1 Engagement Planning and Risk Assessment Explained
Key Concepts
- Engagement Planning
- Risk Assessment
- Materiality
- Audit Risk Model
- Internal Controls
- Audit Procedures
Engagement Planning
Engagement planning is the process of developing a strategy for an audit engagement. It involves understanding the client's business, assessing the risks, and determining the appropriate audit procedures to be performed. Effective planning ensures that the audit is efficient, effective, and meets professional standards.
Example: An auditor planning an audit of a manufacturing company would first review the company's operations, industry trends, and financial statements to identify key areas of focus.
Risk Assessment
Risk assessment is the process of identifying and evaluating the risks of material misstatement in the financial statements. This involves understanding the client's business environment, internal controls, and inherent risks. The goal is to determine the level of audit effort required to address these risks.
Example: During a risk assessment, an auditor might identify that a company's inventory valuation is subject to significant risk due to complex production processes. This would lead to a more detailed audit of inventory.
Materiality
Materiality is the concept that determines the significance of an item in the financial statements. Items that could influence the decisions of users are considered material and require more attention during the audit. Materiality is used to focus audit efforts on areas that are most likely to affect the financial statements.
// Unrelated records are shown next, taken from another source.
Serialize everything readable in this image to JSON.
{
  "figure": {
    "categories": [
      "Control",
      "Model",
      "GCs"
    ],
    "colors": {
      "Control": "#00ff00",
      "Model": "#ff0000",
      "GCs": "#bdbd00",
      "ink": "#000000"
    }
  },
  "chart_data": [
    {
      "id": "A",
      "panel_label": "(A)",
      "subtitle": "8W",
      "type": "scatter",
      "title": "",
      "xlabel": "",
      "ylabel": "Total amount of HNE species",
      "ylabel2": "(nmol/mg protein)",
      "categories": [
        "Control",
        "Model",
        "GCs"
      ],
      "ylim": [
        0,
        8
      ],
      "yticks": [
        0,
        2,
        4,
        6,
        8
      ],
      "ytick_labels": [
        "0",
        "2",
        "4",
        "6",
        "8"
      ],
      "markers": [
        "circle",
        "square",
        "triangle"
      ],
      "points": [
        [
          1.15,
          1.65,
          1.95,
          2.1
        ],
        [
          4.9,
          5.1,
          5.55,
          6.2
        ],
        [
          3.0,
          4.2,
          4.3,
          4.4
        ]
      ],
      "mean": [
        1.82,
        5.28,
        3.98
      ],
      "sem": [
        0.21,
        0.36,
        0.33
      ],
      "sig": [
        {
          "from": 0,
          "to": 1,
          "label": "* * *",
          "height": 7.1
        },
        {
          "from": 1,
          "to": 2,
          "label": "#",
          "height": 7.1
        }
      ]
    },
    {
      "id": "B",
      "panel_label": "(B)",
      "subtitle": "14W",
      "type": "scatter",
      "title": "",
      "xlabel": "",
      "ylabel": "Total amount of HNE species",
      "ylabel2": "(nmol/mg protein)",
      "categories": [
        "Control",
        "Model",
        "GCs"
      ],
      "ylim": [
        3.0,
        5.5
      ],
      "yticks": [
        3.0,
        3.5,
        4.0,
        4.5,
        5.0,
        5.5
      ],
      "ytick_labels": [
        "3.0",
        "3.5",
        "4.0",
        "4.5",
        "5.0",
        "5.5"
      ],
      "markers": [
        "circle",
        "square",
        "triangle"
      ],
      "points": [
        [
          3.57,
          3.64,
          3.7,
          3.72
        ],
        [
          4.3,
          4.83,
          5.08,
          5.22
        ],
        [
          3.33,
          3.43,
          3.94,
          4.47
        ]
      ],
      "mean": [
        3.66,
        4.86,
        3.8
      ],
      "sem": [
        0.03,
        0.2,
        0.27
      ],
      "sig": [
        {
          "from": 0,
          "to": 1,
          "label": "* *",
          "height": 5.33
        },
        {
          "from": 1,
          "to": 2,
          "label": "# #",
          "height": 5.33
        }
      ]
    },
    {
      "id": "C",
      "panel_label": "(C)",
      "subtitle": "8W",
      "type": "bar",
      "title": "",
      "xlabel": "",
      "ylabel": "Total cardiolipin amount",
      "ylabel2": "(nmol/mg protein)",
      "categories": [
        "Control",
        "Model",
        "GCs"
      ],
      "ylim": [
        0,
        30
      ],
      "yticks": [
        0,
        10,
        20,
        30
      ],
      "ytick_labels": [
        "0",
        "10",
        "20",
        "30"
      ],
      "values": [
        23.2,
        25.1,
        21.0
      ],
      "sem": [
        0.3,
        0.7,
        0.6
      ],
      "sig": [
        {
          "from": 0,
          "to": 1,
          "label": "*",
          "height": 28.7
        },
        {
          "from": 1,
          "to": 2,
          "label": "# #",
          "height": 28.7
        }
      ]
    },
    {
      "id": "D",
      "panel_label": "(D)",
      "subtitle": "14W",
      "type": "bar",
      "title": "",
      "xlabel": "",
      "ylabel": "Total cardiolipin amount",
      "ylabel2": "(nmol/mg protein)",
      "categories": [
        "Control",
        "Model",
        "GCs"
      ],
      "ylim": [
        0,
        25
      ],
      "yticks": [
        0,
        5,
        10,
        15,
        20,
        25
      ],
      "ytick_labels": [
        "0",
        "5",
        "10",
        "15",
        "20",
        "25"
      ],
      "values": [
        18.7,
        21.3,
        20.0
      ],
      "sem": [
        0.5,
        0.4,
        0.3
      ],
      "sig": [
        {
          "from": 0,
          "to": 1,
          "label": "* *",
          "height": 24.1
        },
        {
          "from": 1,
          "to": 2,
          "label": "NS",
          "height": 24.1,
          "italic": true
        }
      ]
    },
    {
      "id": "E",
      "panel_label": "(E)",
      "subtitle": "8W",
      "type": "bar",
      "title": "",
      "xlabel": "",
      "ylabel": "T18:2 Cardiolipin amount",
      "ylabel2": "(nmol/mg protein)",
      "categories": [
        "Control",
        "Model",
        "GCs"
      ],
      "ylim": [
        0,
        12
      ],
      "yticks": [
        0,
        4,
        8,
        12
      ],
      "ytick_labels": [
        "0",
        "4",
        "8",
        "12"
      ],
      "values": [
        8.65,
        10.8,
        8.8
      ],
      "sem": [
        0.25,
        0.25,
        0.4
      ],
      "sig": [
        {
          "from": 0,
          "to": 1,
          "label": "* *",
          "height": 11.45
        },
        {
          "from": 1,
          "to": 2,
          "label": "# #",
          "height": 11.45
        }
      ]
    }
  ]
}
Example: If a company's revenue is $10 million, an error of $100,000 in revenue would be considered material and would require correction and disclosure in the financial statements.
Audit Risk Model
The audit risk model is a framework used to assess the risk of material misstatement in the financial statements. It consists of three components: Inherent Risk (IR), Control Risk (CR), and Detection Risk (DR). The model is expressed as: Audit Risk (AR) = IR x CR x DR. By understanding these risks, auditors can tailor their procedures to manage audit risk.
Example: If an auditor assesses Inherent Risk as high, Control Risk as moderate, and Detection Risk as low, the overall Audit Risk would be moderate. This would lead the auditor to perform more extensive audit procedures to reduce Detection Risk.
Internal Controls
Internal controls are the policies and procedures implemented by a company to ensure the reliability of financial reporting, enhance operational efficiency, and prevent fraud. Auditors evaluate internal controls to assess Control Risk and determine the extent of substantive procedures needed.
Example: A company's internal control over cash disbursements includes segregation of duties, approval processes, and reconciliation of bank statements. An auditor would test these controls to assess their effectiveness.
Audit Procedures
Audit procedures are the specific actions taken by auditors to gather evidence and evaluate the assertions in the financial statements. These procedures are designed based on the results of engagement planning and risk assessment to ensure that the audit is thorough and effective.
Example: After identifying a high risk in inventory valuation, an auditor might perform physical counts of inventory, review inventory turnover rates, and compare inventory levels to historical data.
Examples and Analogies
Consider engagement planning as "mapping a journey" for an audit, where understanding the client's business is like knowing the terrain. Risk assessment is akin to "identifying potential hazards" along the route, while materiality helps determine "which hazards are critical."
The audit risk model is like a "risk calculator" that helps auditors balance the risks they face. Internal controls are the "guardrails" that keep the financial reporting on track, and audit procedures are the "tools" used to inspect and ensure everything is in order.